La señora Portier frunció levemente las cejas.
–¡Qué memoria, mi querido Elston...!
Christian se le acercaba, con el traje puesto.
–Igual podía darme la ficha. De recuerdo de mi padre...
Pero había dicho esa frase sin convicción. Se encaminaba hacia la otra punta de la habitación, donde estaba el probador, con los pasos precavidos de un equilibrista en la cuerda floja. A lo mejor tenía miedo de clavarse una astilla en el pie.
La señora Portier, sentada en el sofá, encendía un cigarrillo.

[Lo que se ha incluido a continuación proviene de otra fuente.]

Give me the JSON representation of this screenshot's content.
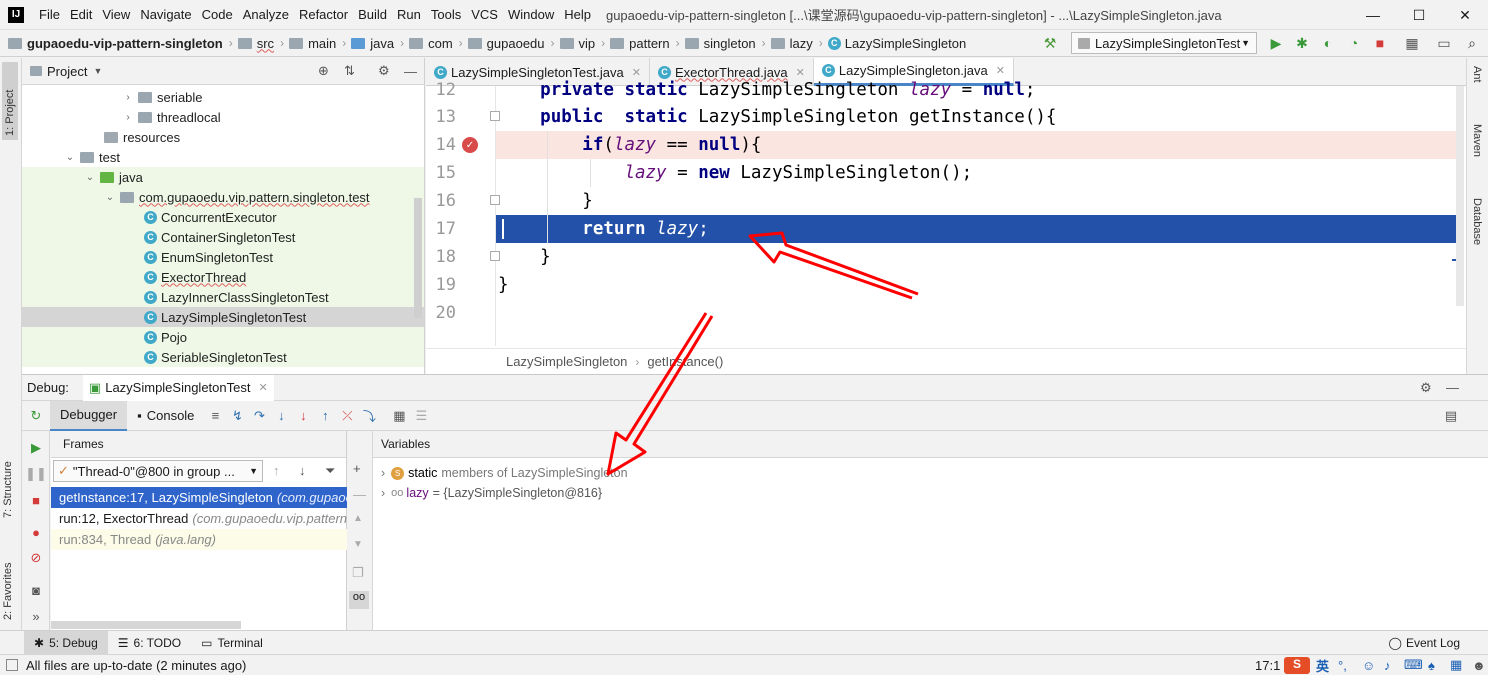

–Me acuerdo de que vino usted una noche, muy tarde, con el padre del joven, para recoger un traje. Y esa noche estaban bombardeando... Pero no bajamos al sótano...
–Todo eso se remonta a la noche de los tiempos –dijo la señora Portier, tirando al suelo la ceniza del cigarrillo.
–He estado hurgando en todos esos papeles viejos para saber cuánto tiempo hace que nos conocemos...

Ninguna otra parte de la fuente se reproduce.